The President said while his administration tolerates divergent views, it will not allow abuse of political freedoms that have flourished in the pre-election period.
His comments come in the wake of several threats by MDC-Alliance leader Nelson Chamisa to “shut down the country” and “cause chaos” if his party loses next week’s plebiscite.
Addressing thousands of Zanu-PF supporters at a rally at Mubaira growth point in Mhondoro yesterday, President Mnangagwa warned that those who cause chaos would be dealt with in terms of the law.
“If anyone causes anarchy, the rule of law will prevail. We will not allow chaos in our country. We want peace. All those that are contesting are encouraged to contest in peace because we want law and order in our country. People should be allowed to do what they want while respecting others and respecting peace,” he said.
President Mnangagwa said although political parties had freedom to canvass for the people’s vote around the country, they should not abuse democratic space by stocking flames of lawlessness.
“We accept that people have divergent views. People should not be attacked or abused because they differ with you. No, we cannot all think the same,” he said.
“We now have a certain party that says it wants to shut down Harare and to shut down the country.
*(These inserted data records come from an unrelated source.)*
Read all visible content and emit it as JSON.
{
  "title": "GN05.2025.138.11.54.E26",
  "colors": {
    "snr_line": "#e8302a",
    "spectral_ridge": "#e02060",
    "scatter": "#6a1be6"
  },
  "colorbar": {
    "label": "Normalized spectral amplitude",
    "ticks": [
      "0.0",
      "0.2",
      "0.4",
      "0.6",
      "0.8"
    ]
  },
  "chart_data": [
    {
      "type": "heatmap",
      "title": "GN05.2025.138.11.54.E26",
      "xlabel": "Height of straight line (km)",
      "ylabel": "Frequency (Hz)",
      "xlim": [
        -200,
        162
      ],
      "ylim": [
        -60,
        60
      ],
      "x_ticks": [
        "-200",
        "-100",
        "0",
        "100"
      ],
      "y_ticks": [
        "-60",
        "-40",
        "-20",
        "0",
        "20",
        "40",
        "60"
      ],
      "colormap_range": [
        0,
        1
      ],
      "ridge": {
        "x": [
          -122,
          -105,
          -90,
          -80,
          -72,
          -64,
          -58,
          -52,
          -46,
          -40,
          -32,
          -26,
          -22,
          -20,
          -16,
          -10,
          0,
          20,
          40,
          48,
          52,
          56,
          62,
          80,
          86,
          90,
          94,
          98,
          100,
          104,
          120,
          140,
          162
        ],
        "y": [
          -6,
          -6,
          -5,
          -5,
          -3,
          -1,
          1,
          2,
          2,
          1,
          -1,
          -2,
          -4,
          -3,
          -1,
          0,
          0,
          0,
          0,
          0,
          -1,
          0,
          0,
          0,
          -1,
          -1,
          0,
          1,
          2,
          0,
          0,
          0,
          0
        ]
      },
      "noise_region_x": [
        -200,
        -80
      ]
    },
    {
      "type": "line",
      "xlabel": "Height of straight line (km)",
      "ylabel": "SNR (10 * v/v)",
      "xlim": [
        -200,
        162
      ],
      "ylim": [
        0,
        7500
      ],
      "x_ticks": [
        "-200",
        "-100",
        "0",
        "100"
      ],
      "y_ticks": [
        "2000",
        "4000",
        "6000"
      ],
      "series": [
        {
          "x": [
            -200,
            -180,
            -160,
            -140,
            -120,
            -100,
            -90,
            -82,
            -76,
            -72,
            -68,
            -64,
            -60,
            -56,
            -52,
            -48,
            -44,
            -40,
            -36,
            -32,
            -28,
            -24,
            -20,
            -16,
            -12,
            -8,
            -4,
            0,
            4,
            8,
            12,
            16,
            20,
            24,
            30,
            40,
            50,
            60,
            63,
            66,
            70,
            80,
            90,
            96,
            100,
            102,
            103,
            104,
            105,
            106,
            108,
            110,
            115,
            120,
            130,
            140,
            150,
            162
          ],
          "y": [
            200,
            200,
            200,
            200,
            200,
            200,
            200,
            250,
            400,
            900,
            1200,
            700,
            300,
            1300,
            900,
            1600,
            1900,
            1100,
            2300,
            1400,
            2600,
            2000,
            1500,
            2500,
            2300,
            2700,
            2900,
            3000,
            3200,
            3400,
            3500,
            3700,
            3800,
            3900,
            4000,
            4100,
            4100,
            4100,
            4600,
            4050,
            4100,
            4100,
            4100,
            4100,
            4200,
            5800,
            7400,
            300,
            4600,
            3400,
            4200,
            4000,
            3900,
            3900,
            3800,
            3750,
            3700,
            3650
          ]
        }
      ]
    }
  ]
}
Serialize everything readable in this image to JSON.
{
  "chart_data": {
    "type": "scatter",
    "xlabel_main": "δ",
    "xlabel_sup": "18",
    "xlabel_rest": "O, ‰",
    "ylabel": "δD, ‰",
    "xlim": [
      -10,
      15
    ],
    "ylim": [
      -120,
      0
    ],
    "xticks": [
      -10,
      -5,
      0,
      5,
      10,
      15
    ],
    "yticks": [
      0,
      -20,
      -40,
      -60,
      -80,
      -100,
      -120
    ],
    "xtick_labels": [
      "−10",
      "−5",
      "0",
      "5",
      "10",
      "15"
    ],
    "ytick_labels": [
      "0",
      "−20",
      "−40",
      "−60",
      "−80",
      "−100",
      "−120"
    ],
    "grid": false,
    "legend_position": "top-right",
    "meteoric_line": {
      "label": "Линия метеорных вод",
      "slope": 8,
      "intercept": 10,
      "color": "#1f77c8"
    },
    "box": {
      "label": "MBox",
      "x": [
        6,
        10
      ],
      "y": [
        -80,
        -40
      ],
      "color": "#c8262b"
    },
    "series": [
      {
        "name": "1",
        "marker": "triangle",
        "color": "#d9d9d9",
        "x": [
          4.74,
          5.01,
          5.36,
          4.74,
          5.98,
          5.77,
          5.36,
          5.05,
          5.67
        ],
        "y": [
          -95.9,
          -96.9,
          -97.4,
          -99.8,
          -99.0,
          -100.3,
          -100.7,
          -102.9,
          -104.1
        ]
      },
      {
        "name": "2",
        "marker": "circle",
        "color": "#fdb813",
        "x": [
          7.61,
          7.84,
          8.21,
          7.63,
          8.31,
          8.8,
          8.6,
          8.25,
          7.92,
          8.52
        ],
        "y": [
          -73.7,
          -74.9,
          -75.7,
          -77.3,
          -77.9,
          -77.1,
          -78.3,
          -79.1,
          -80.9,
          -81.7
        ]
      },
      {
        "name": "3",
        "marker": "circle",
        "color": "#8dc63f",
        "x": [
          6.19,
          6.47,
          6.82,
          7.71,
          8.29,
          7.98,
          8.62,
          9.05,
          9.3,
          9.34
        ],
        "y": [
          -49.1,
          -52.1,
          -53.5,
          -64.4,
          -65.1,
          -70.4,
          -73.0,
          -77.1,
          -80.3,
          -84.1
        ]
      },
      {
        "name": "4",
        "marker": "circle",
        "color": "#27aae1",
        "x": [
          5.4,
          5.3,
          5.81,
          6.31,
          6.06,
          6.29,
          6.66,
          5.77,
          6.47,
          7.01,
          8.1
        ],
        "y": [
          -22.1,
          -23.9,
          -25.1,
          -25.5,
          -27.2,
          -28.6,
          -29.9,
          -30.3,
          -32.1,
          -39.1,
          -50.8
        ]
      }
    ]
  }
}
God forbid! We have asked ourselves what this small party intends to do and how it intends to do it and on what grounds. Kana wangova mukaka wawadya, ingodya mukaka wako ugute zvakanaka.
“We are preaching peace and we are saying everyone, including this small party, has the freedom to go around the country to woo the people’s vote. No-one will stop any party from asking the people to vote for them. They are free to do so because we have created a democratic space to allow every party to go to the people and campaign freely but they should do so freely. We do not have a problem with those who say peace is OK.”
He said the peace pledge signed by most of the country’s political parties should be adhered to to maintain the peaceful environment that has prevailed in the lead-up to the poll.
“The elections are now imminent and we have 153 political parties in Zimbabwe. Out of these, 55 will take part in the forthcoming election and 23 will take part in the Presidential poll. We have said let us commit to peace and to non-violence. Most of these political parties signed a peace pledge in which they committed to peace and non-violence.”
President Mnangagwa said his administration was committed to peace and tolerance, adding that the era of toxic politics fronted by characters of the “Delilah mentality” was now history.
“We say no violence, no violence. We want a peaceful election campaign. We do not want to go back to the era of the interface rallies. Haachadzoki zvakare, ana Delilah vakainda, vakainda,” he said in apparent reference to former First Lady Mrs Grace Mugabe who was notorious for her acerbic tongue and hate speech.
The President said his Government had opened the door to observers from all over the world to observe the elections because the country was now “mature and had come of age” in implementing democracy.